Cash payments fell as a proportion of payments used in transactions from 80% of all transactions in the 1990s to just 15% in 2020.
Covid acted as a spur to the decline because of people's increased reluctance to handle cash, and more and more businesses have gone cashless. More than 7000 cash machines were shut down in the UK during Covid.
However after this decline, the British Retail Consortium revealed that the transaction proportion for cash increased back up to 18.8% in 2022.
In 2022, cash was used to pay for.....
- £3.6 bn in rent
- £2.35 bn for gas and electric
- £694 million council tax!
At the end of 2023 there were still £81.3bn of banknotes in circulation, and astonishingly this is an increase from £69.8 bn at the end of 2019.
That's the equivalent of £2882 for every household in Britain.
There are also growing numbers of people who believe the push towards a cashless society is a conspiracy of control by governments and corporations.
Managing the Money....
It isn't banks who circulate notes anymore, it is primarily four companies: The Post Office, G4S, NatWest Bank and Vaultex.

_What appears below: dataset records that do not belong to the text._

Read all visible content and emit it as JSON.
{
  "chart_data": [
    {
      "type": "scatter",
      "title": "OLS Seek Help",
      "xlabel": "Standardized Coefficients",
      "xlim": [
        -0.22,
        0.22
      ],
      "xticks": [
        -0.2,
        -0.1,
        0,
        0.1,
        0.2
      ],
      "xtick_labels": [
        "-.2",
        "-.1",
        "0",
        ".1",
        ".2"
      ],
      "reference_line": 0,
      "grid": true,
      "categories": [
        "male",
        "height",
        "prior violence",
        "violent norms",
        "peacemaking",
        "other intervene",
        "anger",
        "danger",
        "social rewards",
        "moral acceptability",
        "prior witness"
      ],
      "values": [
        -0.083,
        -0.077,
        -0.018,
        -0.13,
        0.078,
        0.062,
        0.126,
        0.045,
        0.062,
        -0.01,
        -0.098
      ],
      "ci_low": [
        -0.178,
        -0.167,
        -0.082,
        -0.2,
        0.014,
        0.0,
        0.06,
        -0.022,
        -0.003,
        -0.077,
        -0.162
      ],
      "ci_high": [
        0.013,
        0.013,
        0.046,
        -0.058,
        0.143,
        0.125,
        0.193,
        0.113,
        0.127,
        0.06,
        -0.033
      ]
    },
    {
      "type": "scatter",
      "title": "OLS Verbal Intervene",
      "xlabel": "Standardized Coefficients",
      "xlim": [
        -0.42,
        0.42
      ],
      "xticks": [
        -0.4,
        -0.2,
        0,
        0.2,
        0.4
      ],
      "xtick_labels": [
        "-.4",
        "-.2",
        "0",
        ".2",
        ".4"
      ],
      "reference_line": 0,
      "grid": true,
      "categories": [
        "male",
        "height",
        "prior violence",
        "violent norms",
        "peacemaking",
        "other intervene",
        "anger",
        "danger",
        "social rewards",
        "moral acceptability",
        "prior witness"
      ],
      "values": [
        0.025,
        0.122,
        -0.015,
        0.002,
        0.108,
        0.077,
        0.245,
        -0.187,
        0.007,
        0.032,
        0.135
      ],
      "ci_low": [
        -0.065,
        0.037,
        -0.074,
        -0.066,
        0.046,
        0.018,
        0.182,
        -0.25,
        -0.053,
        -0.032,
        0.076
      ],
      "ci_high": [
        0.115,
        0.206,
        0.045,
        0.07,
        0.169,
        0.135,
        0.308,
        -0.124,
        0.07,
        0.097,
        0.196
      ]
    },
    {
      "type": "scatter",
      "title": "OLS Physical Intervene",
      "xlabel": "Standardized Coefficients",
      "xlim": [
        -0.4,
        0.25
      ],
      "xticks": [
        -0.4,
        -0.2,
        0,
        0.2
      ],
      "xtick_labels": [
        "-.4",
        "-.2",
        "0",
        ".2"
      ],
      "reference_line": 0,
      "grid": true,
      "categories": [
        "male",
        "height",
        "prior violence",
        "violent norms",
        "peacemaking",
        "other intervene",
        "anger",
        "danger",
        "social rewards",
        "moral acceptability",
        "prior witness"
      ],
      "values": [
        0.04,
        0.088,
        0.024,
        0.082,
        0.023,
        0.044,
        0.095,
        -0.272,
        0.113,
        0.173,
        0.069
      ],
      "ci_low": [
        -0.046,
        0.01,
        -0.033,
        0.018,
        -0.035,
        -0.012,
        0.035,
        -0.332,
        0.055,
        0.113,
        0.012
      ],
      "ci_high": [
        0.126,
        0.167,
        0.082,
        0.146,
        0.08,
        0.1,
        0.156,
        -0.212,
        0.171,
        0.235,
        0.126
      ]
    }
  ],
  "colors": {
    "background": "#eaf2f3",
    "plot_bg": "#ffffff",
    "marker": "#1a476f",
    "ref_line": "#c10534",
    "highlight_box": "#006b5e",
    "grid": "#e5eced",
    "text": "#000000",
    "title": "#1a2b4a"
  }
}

These process cash payments and redistribute them as appropriate.
They process this cash in 14 secret cash warehouses around Britain, which can hold several hundred million pounds at anyone time. It is up to the companies to check on the viability of the notes.
Cash is here to stay...?
While many larger companies are going cashless, there are more and more smaller businesses who are becoming cash only. It costs to use cards, with the transaction fee being anything from 0.2% to 2.2%, however being a cash only company runs the risk of attracting the never wanted attention of the HMRC.
It seems that, for now, cash is here to stay, at the end of the day people just like the feeling of notes in their wallet!
Sources... Inspired by The Sunday Times 2024, The Secret Life of the Bank Note: why Cash Isn't Dead!